Common to Jason Rhoades’s multifarious output is an underlying interest in the conditions in which art is made and the subversion of any conventions that stand in the way of its production. Up to his untimely death in 2006 at age 41, Rhoades carried out a continuous assault on aesthetic conventions and the rules governing the art world: these conditions, in fact, were used as materials or tools for his work. His conceptual vigor and his attempts to redefine and expand the space in which works are both made and exhibited earned him a reputation as an artists’ artist. Believing that the creative process demanded ultimate freedom, his work could be dangerous, overwhelming, politically incorrect, obnoxious, or sublime.
Rhoades was born in Newcastle, California in 1965. He received his M.F.A. from the University of California, Los Angeles in 1993. Later that year, Rhoades joined David Zwirner—becoming part of the gallery’s original roster of artists—and had his first New York solo show.
David Zwirner recently presented Jason Rhoades: PeaRoeFoam at the gallery in New York, on view September 11 to October 18, 2014. The comprehensive exhibition was specially dedicated to Rhoades’s body of work using PeaRoeFoam, the artist’s self-made recipe for a “brand new product and revolutionary new material” created from whole green peas, fish-bait style salmon eggs, and white virgin-beaded foam. It marked the gallery’s first exhibition showcasing Rhoades since its critically acclaimed installation of Black Pussy in 2007. An accompanying publication by David Zwirner Books will feature new scholarship by Julien Bismuth, an interview with Linda Norden, and selected interviews from the Jason Rhoades Oral History project devised by Lucas Zwirner, who has interviewed over fifty artists, curators, and others who intimately knew the artist.
Rhoades’s work has been exhibited internationally since the 1990s. His first solo presentation at a European institution was held at the Kunsthalle Basel in 1996. Other international venues which have organized solo shows include the Van Abbemuseum, Eindhoven, The Netherlands; Kunsthalle Nürnberg, Nuremberg, Germany (both 1998); Deichtorhallen Hamburg, Germany (1999); Museum Haus Esters, Krefeld, Germany (2000); Museum Moderner Kunst Stiftung Ludwig Wien (MUMOK), Vienna (2002); Le Magasin - Centre National d’Art Contemporain de Grenoble, France (2005); and the Centro de Arte Contemporáneo de Málaga, Spain (2006).

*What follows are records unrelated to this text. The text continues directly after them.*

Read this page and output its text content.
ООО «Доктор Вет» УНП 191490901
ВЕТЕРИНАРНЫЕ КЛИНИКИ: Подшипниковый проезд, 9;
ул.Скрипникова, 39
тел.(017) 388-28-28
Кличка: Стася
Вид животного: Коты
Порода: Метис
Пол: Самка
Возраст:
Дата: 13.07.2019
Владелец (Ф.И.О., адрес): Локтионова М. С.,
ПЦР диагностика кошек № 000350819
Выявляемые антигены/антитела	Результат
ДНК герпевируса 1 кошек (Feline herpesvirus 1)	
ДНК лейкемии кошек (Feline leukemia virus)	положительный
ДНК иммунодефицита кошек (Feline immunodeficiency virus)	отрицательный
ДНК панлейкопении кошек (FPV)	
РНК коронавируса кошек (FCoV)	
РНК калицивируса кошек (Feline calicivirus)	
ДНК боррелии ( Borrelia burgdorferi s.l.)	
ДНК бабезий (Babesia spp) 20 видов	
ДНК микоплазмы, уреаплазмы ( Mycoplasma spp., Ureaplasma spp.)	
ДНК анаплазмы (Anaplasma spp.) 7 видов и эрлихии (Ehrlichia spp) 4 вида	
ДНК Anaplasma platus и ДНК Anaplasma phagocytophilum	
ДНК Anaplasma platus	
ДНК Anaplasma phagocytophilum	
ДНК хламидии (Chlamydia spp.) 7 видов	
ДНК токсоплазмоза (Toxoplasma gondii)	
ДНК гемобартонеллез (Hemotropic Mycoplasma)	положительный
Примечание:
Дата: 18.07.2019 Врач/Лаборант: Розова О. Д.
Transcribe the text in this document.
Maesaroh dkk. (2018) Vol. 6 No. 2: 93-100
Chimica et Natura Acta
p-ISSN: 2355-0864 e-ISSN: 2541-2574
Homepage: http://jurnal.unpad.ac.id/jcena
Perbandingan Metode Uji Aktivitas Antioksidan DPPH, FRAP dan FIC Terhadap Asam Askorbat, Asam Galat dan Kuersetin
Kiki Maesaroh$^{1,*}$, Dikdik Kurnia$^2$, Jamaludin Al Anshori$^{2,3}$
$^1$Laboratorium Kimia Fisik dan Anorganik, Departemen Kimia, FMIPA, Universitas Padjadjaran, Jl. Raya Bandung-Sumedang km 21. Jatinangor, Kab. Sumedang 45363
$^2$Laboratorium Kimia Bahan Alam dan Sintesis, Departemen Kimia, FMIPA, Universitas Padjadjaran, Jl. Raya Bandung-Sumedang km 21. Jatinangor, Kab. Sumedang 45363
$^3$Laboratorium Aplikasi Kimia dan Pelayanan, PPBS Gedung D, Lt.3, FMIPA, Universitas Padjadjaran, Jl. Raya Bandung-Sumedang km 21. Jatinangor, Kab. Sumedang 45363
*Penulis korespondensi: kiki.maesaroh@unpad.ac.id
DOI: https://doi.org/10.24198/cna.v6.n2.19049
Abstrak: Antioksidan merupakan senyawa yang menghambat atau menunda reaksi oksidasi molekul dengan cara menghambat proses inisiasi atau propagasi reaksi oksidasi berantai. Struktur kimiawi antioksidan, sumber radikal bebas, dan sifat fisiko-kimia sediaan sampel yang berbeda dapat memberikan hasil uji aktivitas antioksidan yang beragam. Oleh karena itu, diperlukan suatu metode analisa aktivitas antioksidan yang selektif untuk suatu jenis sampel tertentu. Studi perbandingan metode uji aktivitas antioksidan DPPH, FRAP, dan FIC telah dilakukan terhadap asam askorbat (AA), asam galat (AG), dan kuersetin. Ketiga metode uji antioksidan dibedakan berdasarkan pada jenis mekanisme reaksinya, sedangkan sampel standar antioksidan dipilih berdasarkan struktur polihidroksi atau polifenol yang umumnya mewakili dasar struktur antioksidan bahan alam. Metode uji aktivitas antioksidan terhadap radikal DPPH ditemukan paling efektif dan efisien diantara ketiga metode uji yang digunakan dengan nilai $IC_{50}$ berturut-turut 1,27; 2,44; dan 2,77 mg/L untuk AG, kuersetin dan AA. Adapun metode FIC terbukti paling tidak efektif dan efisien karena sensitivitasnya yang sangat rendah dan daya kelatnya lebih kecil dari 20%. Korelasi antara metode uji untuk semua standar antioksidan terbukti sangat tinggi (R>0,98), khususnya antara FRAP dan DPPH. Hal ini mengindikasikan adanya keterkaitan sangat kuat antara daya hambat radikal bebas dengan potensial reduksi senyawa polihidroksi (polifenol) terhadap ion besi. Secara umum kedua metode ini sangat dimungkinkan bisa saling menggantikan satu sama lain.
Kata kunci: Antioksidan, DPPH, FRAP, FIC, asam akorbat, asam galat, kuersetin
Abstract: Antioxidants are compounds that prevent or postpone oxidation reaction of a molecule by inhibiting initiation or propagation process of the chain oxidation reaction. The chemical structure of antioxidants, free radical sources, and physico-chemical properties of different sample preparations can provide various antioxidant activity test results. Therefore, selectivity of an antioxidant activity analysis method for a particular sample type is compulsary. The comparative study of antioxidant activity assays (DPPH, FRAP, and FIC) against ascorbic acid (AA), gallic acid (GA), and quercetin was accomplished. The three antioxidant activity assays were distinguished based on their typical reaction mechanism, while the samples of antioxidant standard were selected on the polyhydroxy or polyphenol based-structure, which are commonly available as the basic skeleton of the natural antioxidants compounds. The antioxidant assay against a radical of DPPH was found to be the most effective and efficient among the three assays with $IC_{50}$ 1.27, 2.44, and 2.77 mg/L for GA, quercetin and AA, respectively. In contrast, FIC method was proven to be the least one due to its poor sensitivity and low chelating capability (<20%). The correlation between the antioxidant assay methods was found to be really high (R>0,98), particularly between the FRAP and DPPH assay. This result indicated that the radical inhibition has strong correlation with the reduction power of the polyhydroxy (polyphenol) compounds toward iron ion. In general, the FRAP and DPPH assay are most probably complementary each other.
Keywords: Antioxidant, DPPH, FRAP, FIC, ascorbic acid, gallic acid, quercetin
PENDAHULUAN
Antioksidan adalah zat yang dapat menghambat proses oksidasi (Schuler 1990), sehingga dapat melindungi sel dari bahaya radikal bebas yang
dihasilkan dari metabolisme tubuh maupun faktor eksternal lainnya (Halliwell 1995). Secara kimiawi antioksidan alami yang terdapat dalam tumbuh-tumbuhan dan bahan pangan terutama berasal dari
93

In 2013, Jason Rhoades, Four Roads marked the first American museum exhibition of the artist’s work, organized by the Institute of Contemporary Art, University of Pennsylvania, Philadelphia. In 2014, the exhibition traveled internationally to the Kunsthalle Bremen, Germany, followed by the BALTIC Centre for Contemporary Art, Gateshead, England in 2015.
Work by the artist has been prominently featured in group exhibitions worldwide, most recently in 2013 as part of NYC 1993: Experimental Jet Set, Trash and No Star at the New Museum, New York. Other group shows that have shown major installations by Rhoades include the Whitney Biennial (1995, 1997, and 2008) and the Venice Biennale (1997, 1999, and 2007).
Museum collections which hold works by the artist include the Centre Georges Pompidou, Paris; Hamburger Bahnhof - Museum für Gegenwart, Berlin; Los Angeles County Museum of Art; Museum of Contemporary Art, Los Angeles; The Museum of Modern Art, New York; San Francisco Museum of Modern Art; Solomon R. Guggenheim Museum, New York; Stedelijk Museum, Amsterdam; Tate Gallery, London; and the Whitney Museum of American Art, New York.